У них у всех и прозвища были (точно в ненавистной отцовой ассамблее), но не «князья-кесари», и не «князья-папы», и не «бомбардиры», а прозвища фарсовые, ничтожные какие-то: «Корова», «Засыпка», «Захлюстка», «Бритый», «Грач»…
Больше всего на свете царевич Алексей боялся отца и больше всего хотел его убедить в своей верности. Он подписывался в письмах к нему: «Всепокорнейший сын твой и слуга», а с 1711 года — «Всепокорнейший сын твой и раб». Но в письмах духовнику своему не называл Петра отцом, но холодно — «Рождший мя».
Возможно, в Петергофе царевич, стеная, валялся в ногах у отца, — Ге не увидел этого. Он увидел, как быстрым движением Алексей опустил глаза: страх, и непреодолимое отчуждение, и упорство, и тайная надежда — все здесь было. Трусливый Алексей, случалось, храбрел — от страха. Он ненавидел солдат, сражения, боялся оружия. Но когда Петр однажды собрался экзаменовать его по черчению, он схватил пистолет и выстрелил себе в руку. Самое смешное, что не попал, — только кожу опалил, а пуля ударилась в стену. Ге это знал, ему Костомаров рассказывал.
Теперь царевич опять промахнулся. Опять кожу опалил. Багровый отсвет застенка упал на спинку царского кресла.
Австрийский посланник доносил:
«Царь отправился в увеселительный дворец Петергоф… с царевичем… и приказал на другой день привезти из крепости в закрытой шлюбке его любовницу, допросил их сам тайно и потом отправил ее опять в крепость».

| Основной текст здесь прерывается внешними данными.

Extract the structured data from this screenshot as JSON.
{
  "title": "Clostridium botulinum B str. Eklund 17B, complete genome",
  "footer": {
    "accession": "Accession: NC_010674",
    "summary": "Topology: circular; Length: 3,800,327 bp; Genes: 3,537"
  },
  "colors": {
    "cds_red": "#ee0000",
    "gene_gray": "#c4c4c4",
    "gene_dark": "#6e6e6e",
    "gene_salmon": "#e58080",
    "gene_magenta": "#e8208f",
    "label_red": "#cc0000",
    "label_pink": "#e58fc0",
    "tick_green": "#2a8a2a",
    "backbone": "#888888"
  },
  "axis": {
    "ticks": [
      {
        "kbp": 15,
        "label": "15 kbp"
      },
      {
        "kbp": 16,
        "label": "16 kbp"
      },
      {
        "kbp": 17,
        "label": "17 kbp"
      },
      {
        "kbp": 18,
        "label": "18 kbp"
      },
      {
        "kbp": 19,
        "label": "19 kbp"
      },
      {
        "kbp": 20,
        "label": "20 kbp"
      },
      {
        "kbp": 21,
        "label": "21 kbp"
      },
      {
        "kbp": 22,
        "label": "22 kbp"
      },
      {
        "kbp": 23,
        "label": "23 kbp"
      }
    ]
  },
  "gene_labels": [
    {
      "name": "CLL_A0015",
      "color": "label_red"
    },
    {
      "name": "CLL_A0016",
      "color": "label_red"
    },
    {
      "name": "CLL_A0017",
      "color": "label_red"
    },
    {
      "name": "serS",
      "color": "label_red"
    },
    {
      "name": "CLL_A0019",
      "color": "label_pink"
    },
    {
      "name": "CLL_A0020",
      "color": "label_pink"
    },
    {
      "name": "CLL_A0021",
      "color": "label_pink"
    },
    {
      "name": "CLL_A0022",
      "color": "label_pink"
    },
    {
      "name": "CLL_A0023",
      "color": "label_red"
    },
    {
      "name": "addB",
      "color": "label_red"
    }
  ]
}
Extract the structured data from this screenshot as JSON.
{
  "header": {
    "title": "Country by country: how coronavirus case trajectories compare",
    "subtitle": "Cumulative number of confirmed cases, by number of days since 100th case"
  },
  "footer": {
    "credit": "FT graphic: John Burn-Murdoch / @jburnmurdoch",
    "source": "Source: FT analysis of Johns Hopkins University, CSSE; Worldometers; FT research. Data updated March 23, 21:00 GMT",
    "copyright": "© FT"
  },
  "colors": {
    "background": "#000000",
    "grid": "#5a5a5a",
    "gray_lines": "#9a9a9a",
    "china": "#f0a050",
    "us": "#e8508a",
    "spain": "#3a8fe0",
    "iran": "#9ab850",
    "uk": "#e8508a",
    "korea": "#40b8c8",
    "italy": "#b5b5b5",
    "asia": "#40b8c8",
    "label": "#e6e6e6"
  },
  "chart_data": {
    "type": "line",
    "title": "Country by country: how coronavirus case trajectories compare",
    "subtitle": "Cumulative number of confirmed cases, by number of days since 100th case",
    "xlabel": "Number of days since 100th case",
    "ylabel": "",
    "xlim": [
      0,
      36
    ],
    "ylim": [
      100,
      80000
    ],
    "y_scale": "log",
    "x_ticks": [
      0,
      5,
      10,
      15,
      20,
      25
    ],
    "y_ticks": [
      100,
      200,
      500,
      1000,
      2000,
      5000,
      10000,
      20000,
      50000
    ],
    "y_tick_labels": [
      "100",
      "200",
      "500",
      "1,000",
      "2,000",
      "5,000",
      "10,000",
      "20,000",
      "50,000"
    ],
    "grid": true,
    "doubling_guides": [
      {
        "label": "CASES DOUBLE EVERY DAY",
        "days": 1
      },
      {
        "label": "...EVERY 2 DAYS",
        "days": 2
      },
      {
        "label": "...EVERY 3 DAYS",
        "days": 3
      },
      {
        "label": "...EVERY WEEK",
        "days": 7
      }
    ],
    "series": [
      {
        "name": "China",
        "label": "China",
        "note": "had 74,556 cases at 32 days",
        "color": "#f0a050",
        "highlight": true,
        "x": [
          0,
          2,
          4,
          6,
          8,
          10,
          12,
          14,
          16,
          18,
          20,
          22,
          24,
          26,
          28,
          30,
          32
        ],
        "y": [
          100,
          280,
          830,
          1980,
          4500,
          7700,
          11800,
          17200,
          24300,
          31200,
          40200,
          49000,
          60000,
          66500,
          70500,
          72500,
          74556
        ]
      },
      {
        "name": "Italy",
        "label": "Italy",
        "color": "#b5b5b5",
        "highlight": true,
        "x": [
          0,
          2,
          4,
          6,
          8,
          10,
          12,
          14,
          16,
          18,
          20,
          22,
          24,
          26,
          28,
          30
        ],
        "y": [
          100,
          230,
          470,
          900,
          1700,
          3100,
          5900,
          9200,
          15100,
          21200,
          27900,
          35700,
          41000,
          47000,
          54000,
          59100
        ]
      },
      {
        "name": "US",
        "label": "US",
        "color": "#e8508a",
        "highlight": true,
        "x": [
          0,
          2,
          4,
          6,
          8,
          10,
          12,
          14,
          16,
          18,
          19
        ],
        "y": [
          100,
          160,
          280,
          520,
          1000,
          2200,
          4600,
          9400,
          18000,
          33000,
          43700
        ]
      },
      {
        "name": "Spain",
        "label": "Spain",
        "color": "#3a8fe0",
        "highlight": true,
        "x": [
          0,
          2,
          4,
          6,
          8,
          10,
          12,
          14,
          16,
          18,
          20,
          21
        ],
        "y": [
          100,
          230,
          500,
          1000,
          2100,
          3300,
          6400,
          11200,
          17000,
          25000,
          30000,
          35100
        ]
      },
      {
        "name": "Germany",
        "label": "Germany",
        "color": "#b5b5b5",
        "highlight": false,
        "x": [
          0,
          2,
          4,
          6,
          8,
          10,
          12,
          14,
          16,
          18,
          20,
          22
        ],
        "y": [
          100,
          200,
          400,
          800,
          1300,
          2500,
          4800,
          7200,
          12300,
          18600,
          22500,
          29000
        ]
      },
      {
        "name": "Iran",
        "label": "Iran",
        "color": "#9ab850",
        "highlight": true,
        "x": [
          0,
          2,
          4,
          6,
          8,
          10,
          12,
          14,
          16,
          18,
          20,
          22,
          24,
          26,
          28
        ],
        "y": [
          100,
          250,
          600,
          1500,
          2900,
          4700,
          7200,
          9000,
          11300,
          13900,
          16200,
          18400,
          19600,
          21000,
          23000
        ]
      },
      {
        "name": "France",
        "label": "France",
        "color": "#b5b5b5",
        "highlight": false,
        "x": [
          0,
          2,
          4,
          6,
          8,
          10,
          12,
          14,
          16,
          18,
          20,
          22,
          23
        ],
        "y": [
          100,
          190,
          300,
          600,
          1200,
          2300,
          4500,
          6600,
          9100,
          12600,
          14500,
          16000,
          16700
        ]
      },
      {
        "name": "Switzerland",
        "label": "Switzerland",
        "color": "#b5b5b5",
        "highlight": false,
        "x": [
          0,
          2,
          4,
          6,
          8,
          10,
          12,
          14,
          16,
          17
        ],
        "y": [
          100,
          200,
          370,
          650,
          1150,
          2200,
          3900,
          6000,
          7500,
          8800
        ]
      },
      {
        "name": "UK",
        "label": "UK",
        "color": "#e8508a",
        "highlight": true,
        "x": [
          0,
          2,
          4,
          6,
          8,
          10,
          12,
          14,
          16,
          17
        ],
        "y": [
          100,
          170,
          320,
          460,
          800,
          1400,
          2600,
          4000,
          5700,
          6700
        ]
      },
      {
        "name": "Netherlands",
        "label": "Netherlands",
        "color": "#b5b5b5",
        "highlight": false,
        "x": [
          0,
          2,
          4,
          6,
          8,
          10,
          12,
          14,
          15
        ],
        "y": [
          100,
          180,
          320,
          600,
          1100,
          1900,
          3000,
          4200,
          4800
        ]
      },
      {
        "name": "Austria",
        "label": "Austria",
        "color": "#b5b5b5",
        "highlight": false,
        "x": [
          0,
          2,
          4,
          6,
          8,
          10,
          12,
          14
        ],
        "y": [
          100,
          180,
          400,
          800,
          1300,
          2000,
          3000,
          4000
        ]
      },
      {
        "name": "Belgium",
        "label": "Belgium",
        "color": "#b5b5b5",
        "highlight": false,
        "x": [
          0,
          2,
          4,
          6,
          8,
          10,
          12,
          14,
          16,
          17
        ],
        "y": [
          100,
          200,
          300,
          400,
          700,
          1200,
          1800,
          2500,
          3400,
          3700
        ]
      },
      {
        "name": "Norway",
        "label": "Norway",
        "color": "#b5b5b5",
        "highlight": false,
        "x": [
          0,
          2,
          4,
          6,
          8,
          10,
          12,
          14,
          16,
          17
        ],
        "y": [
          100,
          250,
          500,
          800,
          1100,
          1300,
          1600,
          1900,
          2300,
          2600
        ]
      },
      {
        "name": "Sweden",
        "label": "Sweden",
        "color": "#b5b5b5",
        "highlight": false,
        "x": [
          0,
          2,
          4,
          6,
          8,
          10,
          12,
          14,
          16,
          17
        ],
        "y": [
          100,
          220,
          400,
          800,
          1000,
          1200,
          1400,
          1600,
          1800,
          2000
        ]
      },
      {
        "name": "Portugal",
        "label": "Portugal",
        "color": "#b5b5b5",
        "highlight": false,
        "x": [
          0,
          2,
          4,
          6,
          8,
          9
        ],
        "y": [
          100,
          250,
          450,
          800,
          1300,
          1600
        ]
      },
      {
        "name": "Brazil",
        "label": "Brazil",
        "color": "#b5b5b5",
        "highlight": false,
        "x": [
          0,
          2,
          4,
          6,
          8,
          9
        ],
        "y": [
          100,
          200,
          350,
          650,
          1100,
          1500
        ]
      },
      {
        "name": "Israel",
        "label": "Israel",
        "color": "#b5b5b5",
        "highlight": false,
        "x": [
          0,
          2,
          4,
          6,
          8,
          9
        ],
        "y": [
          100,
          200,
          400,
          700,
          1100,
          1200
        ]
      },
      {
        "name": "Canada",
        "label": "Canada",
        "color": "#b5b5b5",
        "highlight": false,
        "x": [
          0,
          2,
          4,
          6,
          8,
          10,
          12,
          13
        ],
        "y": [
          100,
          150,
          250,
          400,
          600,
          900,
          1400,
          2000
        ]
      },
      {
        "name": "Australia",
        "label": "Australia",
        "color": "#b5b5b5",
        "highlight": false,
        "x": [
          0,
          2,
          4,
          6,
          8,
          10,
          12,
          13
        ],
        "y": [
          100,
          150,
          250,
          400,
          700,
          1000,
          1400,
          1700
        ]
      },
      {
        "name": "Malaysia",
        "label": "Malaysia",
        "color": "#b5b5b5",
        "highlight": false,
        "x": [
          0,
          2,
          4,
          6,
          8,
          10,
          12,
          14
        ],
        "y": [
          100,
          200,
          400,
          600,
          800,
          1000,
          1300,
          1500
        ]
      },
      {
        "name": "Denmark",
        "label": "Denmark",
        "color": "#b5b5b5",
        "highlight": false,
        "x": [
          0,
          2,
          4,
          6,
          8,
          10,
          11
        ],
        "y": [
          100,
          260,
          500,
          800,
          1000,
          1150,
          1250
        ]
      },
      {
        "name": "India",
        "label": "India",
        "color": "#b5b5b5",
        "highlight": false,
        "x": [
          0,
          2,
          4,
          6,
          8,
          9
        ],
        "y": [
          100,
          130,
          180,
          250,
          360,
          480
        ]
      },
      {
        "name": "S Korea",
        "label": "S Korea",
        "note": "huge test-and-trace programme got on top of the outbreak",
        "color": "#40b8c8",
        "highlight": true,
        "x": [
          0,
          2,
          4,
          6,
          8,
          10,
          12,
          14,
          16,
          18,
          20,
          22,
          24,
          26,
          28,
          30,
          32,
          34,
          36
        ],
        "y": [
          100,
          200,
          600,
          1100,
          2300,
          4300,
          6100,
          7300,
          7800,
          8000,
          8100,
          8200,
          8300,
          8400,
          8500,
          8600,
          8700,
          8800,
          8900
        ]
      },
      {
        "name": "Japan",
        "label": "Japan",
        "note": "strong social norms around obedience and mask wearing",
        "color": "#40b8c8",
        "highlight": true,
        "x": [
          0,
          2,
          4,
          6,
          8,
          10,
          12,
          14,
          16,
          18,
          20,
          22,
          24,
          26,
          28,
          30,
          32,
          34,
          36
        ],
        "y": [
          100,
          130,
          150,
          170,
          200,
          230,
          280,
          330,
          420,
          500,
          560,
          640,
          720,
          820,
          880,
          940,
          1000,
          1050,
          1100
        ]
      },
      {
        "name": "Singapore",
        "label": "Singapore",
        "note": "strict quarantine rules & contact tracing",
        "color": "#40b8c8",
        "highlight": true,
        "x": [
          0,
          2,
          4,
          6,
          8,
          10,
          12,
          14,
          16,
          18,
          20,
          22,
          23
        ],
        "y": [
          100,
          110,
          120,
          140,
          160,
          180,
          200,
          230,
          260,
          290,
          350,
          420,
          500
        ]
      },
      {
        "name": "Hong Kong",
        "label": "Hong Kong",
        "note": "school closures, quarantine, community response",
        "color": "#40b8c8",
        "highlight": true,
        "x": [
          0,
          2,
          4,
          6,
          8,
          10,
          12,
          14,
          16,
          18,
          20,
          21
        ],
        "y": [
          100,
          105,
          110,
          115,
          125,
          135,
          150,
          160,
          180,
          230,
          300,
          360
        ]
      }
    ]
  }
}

Ефросиньюшка приехала к Алексею как погибель.
Через месяц с царевича сдерут одежду, растянут его, станут бить кнутом. Пока он одет в черное, замкнут, отчужден. Опустил глаза, склонил узколобую голову дьячка.
Петр смотрел на него тоскливо:
— Непотребный. Я строил, воевал — этот с попами кадил, за штофом смерть на меня накликали. Он за колокола цеплялся, богу угоден. От меня же требует Россия авраамовой жертвы…
Возле картины Ге легко совершить шаг в прошлое, драму историческую ощутить, как личную. Салтыков-Щедрин отмечал, что историческое в героях Ге «на каждом шагу смешивается с общечеловеческим».